Реферат: Предметная детализация художественных образов как одна из основных форм повествования

Петр Алексеевич Николаев

Обычно, когда говорят о художественной форме, обращаются прежде всего к речи, к языку. Известна классическая формула, популярная в XX веке: язык — первоэлемент литературы. Однако, учитывая известное положение выдающегося немецкого эстетика XVIII века А.Баумгартена о том, что прекрасное есть конкретно-чувственная особенность мира, и, помня о том, что искусство есть высшая степень красоты, логичнее начать исследование формы с характеристики именно предметных деталей. Кроме того, акцент на предметный мир, на пейзаж, на портрет, на бытовую обстановку мотивируется тем, что человек как основной предмет искусства очень часто в своем содержании по существу сводится к этой предметной особенности жизни. Иначе говоря, сущность человека, причем именно психологическая сущность человека очень нередко может быть сведена к этому миру вещей.

Этот акцент на деталь представляет широкий простор для самых различных форм условности: гротескность, анекдотичность. Г.Успенский в своей повести «Нравы Растеряевой улицы» рассказывает о муже некоей Балканихи, которую он, увидев на пороге чуланчика, куда он вошел тайно от нее, чтобы попробовать варенье, «испустил дух» от страха. В этом эпизоде виден характер Балканихи, маниакально устремленный в вещь, и вся ситуация их семейной жизни. Этот мотив повторен Чеховым в рассказе «Неосторожность», где герой также тайно подходит к шкапу, чтобы выпить что-нибудь крепенькое. Но выпил он керосин. На крики его проснулась его свояченица Дашенька, и когда он, удивленный тем, что не умер, и стал объяснять это своей праведной жизнью, угрюмая свояченица стала бормотать: нет, не потому что праведный, а потому что не того керосину дали, не того, что за 5 копеек, а того, что за три. Христопродавцы! Вот еще один вариант маниакальности человеческой страсти.

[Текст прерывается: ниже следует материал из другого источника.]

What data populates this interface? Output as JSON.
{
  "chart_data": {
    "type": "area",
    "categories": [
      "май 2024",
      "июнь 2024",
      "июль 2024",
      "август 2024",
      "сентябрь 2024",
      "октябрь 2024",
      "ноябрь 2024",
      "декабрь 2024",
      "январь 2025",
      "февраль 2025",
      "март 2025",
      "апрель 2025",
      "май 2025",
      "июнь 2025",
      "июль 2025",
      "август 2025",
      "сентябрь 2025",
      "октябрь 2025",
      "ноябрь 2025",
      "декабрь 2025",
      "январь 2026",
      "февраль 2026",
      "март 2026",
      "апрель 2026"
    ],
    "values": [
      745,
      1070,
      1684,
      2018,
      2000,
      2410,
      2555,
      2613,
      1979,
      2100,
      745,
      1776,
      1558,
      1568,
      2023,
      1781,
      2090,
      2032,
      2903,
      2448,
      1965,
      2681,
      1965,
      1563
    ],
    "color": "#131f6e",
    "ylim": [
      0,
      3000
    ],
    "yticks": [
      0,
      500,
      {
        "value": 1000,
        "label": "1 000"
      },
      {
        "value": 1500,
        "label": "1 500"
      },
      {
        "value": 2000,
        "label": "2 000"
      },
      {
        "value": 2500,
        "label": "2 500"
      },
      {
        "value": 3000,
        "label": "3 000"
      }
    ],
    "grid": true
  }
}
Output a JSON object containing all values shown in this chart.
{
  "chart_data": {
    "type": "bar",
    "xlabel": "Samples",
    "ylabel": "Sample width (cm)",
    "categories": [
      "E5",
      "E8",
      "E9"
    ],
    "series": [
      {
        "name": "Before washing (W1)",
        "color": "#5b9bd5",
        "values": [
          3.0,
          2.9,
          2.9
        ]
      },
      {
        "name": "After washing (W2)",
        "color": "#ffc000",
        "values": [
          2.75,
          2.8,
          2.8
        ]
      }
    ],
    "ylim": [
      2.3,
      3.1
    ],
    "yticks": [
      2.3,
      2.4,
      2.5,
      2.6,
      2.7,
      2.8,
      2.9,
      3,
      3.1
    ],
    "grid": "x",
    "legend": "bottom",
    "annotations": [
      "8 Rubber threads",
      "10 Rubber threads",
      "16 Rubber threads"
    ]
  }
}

Пример Чехова заставляет обратить внимание на то, что характерологической особенностью структуры произведения может выступать одна предметная деталь. В рассказе Чехова «На гвозде» именинник Стручков ведет к себе на ужин друзей-чиновников. Они видят в прихожей на стене большой гвоздь, а на нем новую фуражку с сияющим козырьком и кокардой. Чиновники, побледнев, ушли, чтобы переждать, пока у именинника побудет их начальник. Вернувшись, они видят: на гвозде висит уже кунья шапка. Это другой начальник приехал с визитом к жене Стручкова, и они вновь покидают дом своего товарища.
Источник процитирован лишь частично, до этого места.